Speech recognition should be used as an opportunity to develop improved cross agency working, argues Tom Rothwell, MD of clinical correspondence specialists Medisec Software.
One of the longest-standing bugbears for the NHS has been the highly inefficient way in which secondary care practitioners communicate patient information with GPs.
The immediate patient discharge summaries from hospital are handwritten in haste on ‘carbonised’ paper and are frequently incomplete and/or illegible. The information they contain is very basic at best, and inaccurate at worst.
The more detailed discharge notes which follow from the consultant often do not arrive until weeks, and sometimes even months, after the patient has been discharged. As a result, GPs often have to take over the care of patients who have had a major illness with minimal information available in a timely manner.
The problem is not helped by hospital issues such as delays in clinical dictation, delays in medical secretaries typing and delays in delivering letters to the corresponding GP.
Recent advances in clinical correspondence technology have presented us with the opportunity to do much of this automatically and in a fraction of the time it takes to do it manually. We have some highly automated and joined up solutions which automatically generate the letter template and provide a managed process for delivering the letter electronically to the GP, leaving the secretary with the job of typing the body content of the letter only.
The powerful impact of speech recognition technology within the field of clinical correspondence would appear obvious.

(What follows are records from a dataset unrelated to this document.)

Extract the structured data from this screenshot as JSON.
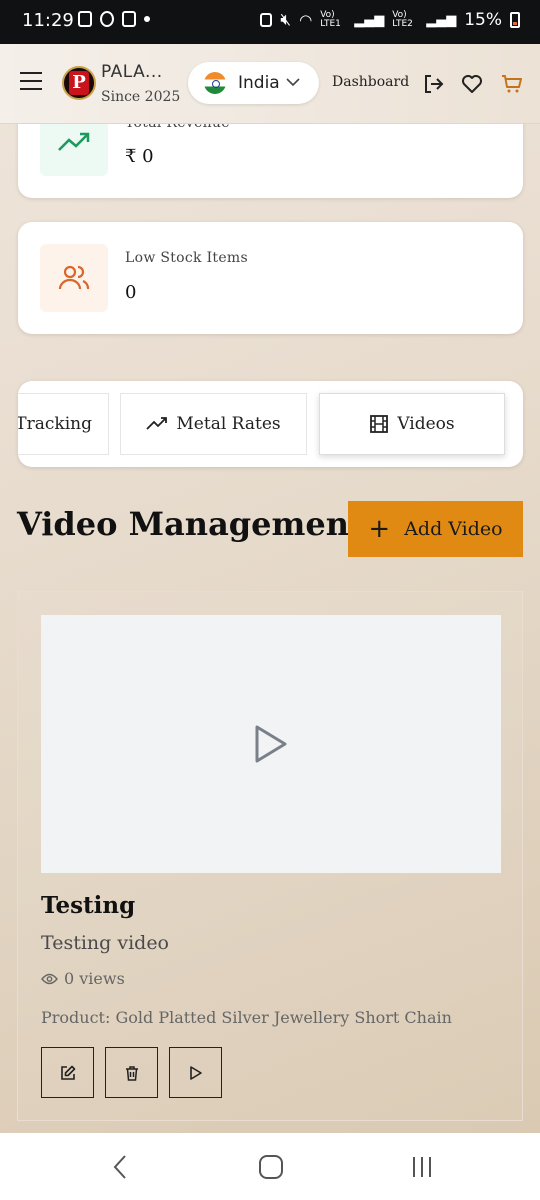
{
  "status_bar": {
    "time": "11:29",
    "network_1": "Vo) LTE1",
    "network_2": "Vo) LTE2",
    "battery": "15%"
  },
  "header": {
    "brand_name": "PALA...",
    "brand_since": "Since 2025",
    "logo_letter": "P",
    "country": "India",
    "dashboard_label": "Dashboard"
  },
  "stats": [
    {
      "label": "Total Revenue",
      "value": "₹ 0",
      "icon": "trending-up-icon",
      "color": "#1a9a5c",
      "bg": "#ecfaf3"
    },
    {
      "label": "Low Stock Items",
      "value": "0",
      "icon": "users-icon",
      "color": "#d9662a",
      "bg": "#fdf3ea"
    }
  ],
  "tabs": [
    {
      "label": "Tracking",
      "icon": ""
    },
    {
      "label": "Metal Rates",
      "icon": "trending-up-icon"
    },
    {
      "label": "Videos",
      "icon": "film-icon",
      "active": true
    }
  ],
  "section": {
    "title": "Video Management",
    "add_button": "Add Video",
    "accent": "#e08a14"
  },
  "video": {
    "title": "Testing",
    "description": "Testing video",
    "views": "0 views",
    "product": "Product: Gold Platted Silver Jewellery Short Chain"
  }
}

The ability to process speech into text automatically is reaching the accuracy of transcription service and has a naturally quicker turn around time. PC hardware will support the high processing demands of speech recognition software and general levels of everyday English translation work well.
However, just because information is generated much more efficiently using speech recognition technology does not mean that it will be used more effectively, especially if the solution is presented in isolation.
Giving speech recognition software to clinicians supplies an efficient means of generating the body content of the letter. But it equally creates a need to generate the patient details (name, address, GP, NHS number etc) to complete the letter. Clinicians are unlikely to be comfortable doing this administrative work.
The point is that you need a correspondence system to manage the speech-captured information in the first place. Otherwise – apart from the initial wow factor – dictating notes into a speech recognition machine saves very little time over dictating them into a Dictaphone. A medical secretary will still have to process them, add the relevant details, print them out, wait for the consultant to check them and put them in the queue for the post.
But let’s consider, for a moment, a classic ‘what if’ scenario. What if a consultant could bring up the discharge screen on the ward based PC, select the patient, dictate his notes into the voice recognition system, check they are correct, hit a ‘complete info’ button which automatically populates the notes with discharge summary information such as GP details, diagnostics and test results, medication and demographics from the central PAS, and then hit the ‘send’ button, delivering the summary in a secure GP area, ready for access by the GP the next day.
There are some exciting precursors already in and working. The Countess of Chester Foundation Trust Hospital in Cheshire has been using automated generation and management of clinical correspondence for many years and more recently the generation and dispatch of radiology reports.
Ordinarily, these documents would be reported by radiologists onto dictation tape for secretaries to type and print; radiologists would then proof read the printout, amend the paper copy and return for the secretary to amend on the computer system and then reprint prior to sign off on paper and on the computer system.
In the meantime, the GP, and the anxious patient, wait.
At the Countess of Chester, speech recognition software is being used to capture radiology reports, with radiologists subsequently proof reading the reports, alongside the image, after an hour to ensure that the proof reading is undertaken with a 'refreshed' set of eyes. The radiologist amends and signs off the report, which is automatically delivered to the relevant GP surgery the same day along with all other electronic clinical correspondence. The report is automatically imported via document management software into the GP's 'in box', ready for when the patient calls or visits.
This is a highly efficient managed process, providing a practical solution to an enduring problem.
Imagine what a difference could be made to patient care if the two technologies were combined on a wider scale to discharge notification forms, discharge summaries and clinic letters.
With integrated speech recognition and the top and tail of the letter automatically generated at the click of a button, clinicians could generate the whole letter themselves, proof read it and sign it off on the same day – cutting the average NHS turnaround time by several days if not weeks.
If integration is the ‘Holy Grail’ of the NHS and of NPfIT in particular, we need to take a wider contextual view of exciting new developments like speech recognition and use them as an opportunity to develop improved cross agency working.
Clever technology for its own sake will win admirers, but not lasting friends. It is less about how you capture the information, and far more about what you do with it afterwards that matters. As with all IT, it only becomes a viable solution when it makes peoples’ lives easer or directly improves standards of patient care.